The proposed bill would direct the FDA to lower the required level of sugar/solids content for not-from concentrate pasteurized orange juice from 10.5% weight of orange juice soluble solids to 10%.
“Forcing the orange juice industry to import and mix juice from foreign oranges to meet an arbitrary FDA standard would mean the end of Florida orange juice,” Rubio said. “This commonsense bill will provide relief to Florida citrus growers and processors who have faced challenges in recent years due to disease and hurricanes, and allow them to continue marketing Florida orange juice.”
“In recent years, Florida citrus has faced significant challenges such as pests, disease, and severe weather, which has had a devastating impact on Florida’s citrus growers and processors,” U.S. Rep. Mario Díaz-Balart said. “Lowering the minimum requirement of fruit sugar levels in Florida’s orange juice not only maintains the same quality it has always been known for, but it also ensures that our growers and processors have the flexibility to continue producing in Florida and not depend on foreign imports that will increase prices for consumers and threaten the very existence of the industry.”
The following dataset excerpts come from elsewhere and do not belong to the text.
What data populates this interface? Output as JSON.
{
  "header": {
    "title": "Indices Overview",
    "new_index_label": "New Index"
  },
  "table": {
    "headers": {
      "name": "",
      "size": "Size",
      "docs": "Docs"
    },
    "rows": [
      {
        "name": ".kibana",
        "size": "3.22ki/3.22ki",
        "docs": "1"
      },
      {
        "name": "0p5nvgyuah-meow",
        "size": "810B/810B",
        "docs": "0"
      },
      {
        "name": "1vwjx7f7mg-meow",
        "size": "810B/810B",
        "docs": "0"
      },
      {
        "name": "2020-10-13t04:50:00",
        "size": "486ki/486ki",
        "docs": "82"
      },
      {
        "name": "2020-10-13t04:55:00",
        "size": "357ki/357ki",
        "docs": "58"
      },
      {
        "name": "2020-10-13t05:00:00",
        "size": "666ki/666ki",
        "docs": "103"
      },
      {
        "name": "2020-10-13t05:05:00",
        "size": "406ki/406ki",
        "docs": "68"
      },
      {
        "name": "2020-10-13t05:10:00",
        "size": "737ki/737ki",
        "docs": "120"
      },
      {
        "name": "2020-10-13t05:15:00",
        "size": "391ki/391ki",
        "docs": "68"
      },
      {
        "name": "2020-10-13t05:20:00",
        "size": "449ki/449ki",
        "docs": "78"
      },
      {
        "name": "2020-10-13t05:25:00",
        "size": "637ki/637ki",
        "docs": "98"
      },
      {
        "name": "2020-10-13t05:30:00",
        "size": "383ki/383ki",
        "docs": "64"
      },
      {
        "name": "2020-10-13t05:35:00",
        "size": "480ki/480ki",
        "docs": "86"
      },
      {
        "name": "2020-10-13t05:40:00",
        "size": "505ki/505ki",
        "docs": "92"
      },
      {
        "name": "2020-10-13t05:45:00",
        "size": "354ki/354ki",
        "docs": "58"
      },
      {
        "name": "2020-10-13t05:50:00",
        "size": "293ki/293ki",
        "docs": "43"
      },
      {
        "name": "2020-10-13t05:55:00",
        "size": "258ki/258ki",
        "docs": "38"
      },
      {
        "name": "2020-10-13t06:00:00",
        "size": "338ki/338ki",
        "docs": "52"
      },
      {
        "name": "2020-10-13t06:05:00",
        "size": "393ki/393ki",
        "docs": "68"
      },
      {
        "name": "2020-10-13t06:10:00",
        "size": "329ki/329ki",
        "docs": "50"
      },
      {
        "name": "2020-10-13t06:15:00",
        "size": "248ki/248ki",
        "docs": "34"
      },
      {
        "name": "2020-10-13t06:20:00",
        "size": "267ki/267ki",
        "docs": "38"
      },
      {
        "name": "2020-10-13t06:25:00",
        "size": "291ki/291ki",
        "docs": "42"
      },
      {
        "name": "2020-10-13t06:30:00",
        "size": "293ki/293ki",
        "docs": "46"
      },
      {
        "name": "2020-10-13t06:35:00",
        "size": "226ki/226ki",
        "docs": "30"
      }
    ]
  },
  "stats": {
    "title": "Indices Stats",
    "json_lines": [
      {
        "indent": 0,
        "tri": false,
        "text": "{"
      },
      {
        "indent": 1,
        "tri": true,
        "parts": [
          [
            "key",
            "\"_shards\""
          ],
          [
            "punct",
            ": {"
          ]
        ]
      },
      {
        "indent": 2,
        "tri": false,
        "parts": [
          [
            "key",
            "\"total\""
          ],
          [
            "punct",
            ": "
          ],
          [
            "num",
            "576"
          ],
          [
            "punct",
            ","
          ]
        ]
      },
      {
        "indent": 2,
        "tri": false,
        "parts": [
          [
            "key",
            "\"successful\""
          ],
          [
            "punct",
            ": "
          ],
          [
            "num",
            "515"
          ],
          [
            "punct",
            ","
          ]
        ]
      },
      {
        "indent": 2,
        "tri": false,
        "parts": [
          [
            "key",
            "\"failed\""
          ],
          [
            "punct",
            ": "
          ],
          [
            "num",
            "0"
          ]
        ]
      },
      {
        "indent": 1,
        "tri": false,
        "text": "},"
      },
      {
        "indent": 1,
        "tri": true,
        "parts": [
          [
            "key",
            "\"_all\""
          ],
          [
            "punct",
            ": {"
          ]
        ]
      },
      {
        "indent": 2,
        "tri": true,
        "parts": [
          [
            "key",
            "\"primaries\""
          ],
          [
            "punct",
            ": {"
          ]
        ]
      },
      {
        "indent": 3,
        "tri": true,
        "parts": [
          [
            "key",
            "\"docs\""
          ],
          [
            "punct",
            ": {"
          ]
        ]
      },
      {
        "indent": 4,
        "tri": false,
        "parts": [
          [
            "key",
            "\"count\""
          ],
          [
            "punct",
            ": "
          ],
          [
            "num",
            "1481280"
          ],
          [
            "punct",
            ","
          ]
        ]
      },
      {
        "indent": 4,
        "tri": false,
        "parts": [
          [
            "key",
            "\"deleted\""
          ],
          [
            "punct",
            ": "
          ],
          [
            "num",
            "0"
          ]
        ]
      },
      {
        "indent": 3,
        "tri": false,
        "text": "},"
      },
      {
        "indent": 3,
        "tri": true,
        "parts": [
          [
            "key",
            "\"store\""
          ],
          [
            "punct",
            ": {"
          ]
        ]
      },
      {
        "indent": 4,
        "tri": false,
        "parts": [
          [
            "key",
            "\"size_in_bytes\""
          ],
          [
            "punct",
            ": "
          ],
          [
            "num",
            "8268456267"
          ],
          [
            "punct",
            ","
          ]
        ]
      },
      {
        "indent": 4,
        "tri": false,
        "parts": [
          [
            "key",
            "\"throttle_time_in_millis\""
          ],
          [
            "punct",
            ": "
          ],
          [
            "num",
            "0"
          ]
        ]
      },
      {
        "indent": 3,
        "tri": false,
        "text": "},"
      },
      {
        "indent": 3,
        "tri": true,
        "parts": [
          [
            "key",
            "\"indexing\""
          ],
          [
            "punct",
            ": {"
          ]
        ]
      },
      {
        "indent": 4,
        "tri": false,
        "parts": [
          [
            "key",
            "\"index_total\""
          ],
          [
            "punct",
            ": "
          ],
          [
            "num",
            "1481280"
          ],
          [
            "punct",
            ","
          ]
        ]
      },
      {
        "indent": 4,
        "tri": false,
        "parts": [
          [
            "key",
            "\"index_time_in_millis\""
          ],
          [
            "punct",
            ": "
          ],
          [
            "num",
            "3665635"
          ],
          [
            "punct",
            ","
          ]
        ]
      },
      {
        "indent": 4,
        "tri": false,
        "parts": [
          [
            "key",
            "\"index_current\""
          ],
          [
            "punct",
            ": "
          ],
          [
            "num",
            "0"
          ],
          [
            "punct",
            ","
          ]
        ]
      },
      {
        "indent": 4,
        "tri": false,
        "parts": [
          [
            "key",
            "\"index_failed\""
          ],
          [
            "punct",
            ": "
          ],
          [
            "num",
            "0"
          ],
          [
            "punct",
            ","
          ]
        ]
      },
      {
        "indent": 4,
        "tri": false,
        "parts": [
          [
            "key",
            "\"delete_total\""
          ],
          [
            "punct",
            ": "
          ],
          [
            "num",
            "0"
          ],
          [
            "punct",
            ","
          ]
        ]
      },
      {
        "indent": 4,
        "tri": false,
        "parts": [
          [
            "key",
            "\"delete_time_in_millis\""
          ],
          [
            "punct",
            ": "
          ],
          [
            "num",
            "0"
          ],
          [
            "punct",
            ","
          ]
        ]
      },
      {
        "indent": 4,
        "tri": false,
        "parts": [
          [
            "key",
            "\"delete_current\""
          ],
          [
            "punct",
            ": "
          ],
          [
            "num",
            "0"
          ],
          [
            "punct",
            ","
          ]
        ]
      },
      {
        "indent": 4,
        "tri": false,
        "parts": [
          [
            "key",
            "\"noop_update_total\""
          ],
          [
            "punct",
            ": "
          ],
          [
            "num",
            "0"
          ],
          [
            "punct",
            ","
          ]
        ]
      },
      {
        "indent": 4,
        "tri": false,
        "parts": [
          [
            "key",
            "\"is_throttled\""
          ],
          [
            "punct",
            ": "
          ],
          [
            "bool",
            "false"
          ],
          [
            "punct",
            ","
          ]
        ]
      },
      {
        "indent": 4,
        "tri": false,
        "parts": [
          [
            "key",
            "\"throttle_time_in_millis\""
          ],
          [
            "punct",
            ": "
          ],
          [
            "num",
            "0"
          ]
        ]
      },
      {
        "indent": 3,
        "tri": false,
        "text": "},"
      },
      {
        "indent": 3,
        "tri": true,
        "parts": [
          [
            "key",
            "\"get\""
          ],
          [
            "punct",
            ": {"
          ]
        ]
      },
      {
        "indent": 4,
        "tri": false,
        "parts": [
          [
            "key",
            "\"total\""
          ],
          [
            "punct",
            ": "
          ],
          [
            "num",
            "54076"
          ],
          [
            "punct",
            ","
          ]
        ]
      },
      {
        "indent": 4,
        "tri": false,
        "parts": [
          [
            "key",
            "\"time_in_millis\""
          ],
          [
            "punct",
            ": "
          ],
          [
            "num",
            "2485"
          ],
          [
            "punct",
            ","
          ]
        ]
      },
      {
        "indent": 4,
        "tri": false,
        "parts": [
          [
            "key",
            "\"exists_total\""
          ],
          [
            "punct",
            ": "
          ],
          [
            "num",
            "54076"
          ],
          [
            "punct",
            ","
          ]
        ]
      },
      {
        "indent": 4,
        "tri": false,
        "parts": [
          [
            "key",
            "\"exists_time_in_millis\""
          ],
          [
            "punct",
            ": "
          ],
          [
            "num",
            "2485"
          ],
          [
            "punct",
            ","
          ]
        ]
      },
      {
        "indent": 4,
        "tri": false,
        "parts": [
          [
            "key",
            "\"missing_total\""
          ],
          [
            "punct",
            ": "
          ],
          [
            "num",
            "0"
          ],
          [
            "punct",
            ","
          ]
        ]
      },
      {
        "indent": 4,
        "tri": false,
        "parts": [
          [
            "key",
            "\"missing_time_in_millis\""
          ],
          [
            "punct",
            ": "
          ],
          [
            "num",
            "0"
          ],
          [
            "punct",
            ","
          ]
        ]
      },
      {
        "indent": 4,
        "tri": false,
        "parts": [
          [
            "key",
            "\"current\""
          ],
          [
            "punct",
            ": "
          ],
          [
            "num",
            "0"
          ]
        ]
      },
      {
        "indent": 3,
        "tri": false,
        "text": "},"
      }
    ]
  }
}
The conditions her colleagues have mentioned, Rep. Debbie Wasserman Schultz, a Democratic cosponsor of the bill, said have caused a natural decline in the sugar content of mature oranges. For most of last season, Florida oranges didn’t meet the federal minimum standard, which was adopted decades ago, she said.
“Despite the natural changes” to crop sugar levels, “there are no known adverse health consequences for consumers,” she added. By adjusting the FDA standards, Florida citrus growers and processors will have flexibility to be able “to produce the world’s best oranges – without sacrificing the quality and taste that we all love,” she said.
Joining Wasserman Shultz, Democratic representatives who cosponsored the bill include Rep. Charlie Crist, who’s running for governor, and Reps. Al Lawson, Stephanie Murphy, and Darren Soto. Joining Díaz-Balart, Republican representatives who cosponsored the bill include Vern Buchanan, Scott Franklin, Carlos Gimenez, Bill Posey, John Rutherford, Maria Elvira Salazar, Gregory Steube, and Daniel Webster.